In response to Presland's Facebook post, deputy mayor Bill Cashmore said the loss is a balance sheet entry and the policy protects the council from interest rate increases.
"Book losses occur when interest rates drop as they have been for the past few years but when they rise again, which will happen, there will be book profits. These are theoretical losses and the gains will likewise be the same, book profits, not cash," said Cashmore.
Cunliffe said: "If a city Councillor is seriously trying to excuse this singular catastrophe because it is a "non cash" item then that might explain how strong the chain of accountability is that led to the debacle in the first place."
Writing on the subject, Presland said the good news is the derivative losses are non-cash book-keeping entries and writing cheques will depend on if and when the contract matures.
The bad news, he said, is forecasts for interest rates to decrease in the short to medium term.
"At that time I anticipate cheques may have to be written. Rather big ones," said Presland.
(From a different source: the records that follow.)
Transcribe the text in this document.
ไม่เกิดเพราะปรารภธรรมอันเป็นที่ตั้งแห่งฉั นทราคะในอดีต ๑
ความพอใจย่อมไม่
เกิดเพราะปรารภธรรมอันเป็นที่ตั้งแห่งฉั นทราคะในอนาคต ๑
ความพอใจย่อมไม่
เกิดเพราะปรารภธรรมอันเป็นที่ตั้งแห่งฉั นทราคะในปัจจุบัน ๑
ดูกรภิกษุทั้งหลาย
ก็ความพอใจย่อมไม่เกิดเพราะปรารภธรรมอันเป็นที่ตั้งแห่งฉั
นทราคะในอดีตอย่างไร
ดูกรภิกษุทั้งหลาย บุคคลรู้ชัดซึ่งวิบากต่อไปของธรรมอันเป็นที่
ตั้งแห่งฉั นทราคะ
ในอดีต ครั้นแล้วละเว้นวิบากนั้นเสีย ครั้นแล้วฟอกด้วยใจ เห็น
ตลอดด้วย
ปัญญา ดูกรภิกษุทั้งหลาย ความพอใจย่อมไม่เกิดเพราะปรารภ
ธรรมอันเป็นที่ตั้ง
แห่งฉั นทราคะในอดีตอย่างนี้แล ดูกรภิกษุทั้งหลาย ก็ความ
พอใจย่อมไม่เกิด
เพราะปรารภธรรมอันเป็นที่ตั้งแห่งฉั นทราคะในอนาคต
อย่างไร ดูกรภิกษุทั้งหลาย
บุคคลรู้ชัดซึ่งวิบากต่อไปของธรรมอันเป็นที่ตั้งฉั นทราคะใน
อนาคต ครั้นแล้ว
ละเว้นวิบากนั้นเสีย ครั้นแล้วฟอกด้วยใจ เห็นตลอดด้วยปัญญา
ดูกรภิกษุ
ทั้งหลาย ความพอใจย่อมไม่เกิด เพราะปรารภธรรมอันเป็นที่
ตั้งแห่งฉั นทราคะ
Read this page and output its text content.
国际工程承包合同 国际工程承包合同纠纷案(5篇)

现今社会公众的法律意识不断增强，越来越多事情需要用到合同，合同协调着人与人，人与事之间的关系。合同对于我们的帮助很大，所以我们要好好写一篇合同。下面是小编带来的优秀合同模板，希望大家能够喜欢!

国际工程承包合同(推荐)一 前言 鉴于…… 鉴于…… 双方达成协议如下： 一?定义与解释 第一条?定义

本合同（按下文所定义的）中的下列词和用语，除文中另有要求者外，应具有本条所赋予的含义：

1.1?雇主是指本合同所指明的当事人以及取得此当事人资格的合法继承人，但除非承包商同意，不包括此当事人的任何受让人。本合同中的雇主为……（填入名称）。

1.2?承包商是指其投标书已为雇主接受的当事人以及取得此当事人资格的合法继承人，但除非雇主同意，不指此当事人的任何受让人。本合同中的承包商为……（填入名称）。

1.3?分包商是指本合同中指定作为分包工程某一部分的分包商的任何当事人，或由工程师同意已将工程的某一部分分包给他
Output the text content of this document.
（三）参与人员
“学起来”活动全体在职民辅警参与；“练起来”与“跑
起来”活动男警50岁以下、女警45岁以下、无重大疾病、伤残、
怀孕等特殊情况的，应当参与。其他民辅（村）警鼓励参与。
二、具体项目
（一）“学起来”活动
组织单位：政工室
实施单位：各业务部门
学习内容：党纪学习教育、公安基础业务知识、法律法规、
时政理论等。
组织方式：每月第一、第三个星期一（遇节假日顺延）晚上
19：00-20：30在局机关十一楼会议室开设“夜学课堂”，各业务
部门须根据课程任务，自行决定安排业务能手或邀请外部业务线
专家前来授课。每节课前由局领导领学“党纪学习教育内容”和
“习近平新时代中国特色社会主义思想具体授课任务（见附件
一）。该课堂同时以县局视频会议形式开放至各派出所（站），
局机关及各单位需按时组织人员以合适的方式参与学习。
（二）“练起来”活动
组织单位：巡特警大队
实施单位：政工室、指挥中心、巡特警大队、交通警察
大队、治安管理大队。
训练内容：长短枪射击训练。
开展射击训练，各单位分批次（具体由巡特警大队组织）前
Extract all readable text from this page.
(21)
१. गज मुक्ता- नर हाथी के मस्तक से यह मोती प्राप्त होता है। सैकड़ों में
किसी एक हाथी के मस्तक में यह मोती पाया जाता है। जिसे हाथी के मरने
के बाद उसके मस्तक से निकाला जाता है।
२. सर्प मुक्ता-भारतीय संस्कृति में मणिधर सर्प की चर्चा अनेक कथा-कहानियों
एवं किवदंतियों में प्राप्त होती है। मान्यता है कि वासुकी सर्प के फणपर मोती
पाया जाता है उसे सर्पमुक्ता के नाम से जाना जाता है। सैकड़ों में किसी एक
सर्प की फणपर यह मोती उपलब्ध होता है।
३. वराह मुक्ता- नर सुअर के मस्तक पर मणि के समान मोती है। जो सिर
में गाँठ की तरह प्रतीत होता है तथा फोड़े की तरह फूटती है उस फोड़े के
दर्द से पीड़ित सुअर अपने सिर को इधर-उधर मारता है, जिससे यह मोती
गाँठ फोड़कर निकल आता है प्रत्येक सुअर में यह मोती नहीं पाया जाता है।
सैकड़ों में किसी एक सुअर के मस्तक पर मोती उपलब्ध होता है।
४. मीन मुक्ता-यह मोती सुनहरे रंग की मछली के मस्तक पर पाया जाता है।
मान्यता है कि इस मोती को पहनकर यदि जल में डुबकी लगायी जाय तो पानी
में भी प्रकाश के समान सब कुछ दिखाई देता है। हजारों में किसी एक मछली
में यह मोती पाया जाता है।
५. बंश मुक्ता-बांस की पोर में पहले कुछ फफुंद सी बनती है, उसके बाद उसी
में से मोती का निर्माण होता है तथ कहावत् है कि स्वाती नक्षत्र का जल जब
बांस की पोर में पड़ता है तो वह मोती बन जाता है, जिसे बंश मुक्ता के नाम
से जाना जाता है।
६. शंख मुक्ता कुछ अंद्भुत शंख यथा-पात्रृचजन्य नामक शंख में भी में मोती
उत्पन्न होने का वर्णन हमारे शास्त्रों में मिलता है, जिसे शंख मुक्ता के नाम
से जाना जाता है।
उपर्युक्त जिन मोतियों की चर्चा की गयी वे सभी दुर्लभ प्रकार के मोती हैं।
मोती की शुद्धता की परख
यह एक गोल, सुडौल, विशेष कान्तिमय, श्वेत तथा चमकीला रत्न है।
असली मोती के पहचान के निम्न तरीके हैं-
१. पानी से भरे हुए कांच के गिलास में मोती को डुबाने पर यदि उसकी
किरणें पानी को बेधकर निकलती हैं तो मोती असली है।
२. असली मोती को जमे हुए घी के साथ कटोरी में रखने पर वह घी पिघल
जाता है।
An audit note in the council's 2020 annual report provided by the Auditor General said of the $1.4b losses: "This is primarily the result of the Auckland Council and Group using derivatives to fix the interest rates paid on borrowings at rates higher than current marker interest rates."
Economist Rodney Jones, of Wigram Capital, said the scale of the council's position - which covered almost all its long-term debt, and with a large chunk locked in for a decade - could be described as "extremely aggressive".
"I can understand you have some hedging in place on a three-year view - but I don't see how it's prudent to go beyond three years. And for all of your debt as well?" he said.
"This disaster - and this a disaster - is symptomatic of a systemic problem in local government."
University of Auckland senior lecturer in accounting Lily Chen said the $1.4b in paper losses from hedging at Auckland Council "certainly appears to be poor practice of risk management, but hindsight is always 20/20".
Bishop and members of the treasury team are scheduled to appear before the finance and performance committee on Thursday, where the hedging strategy will be canvassed.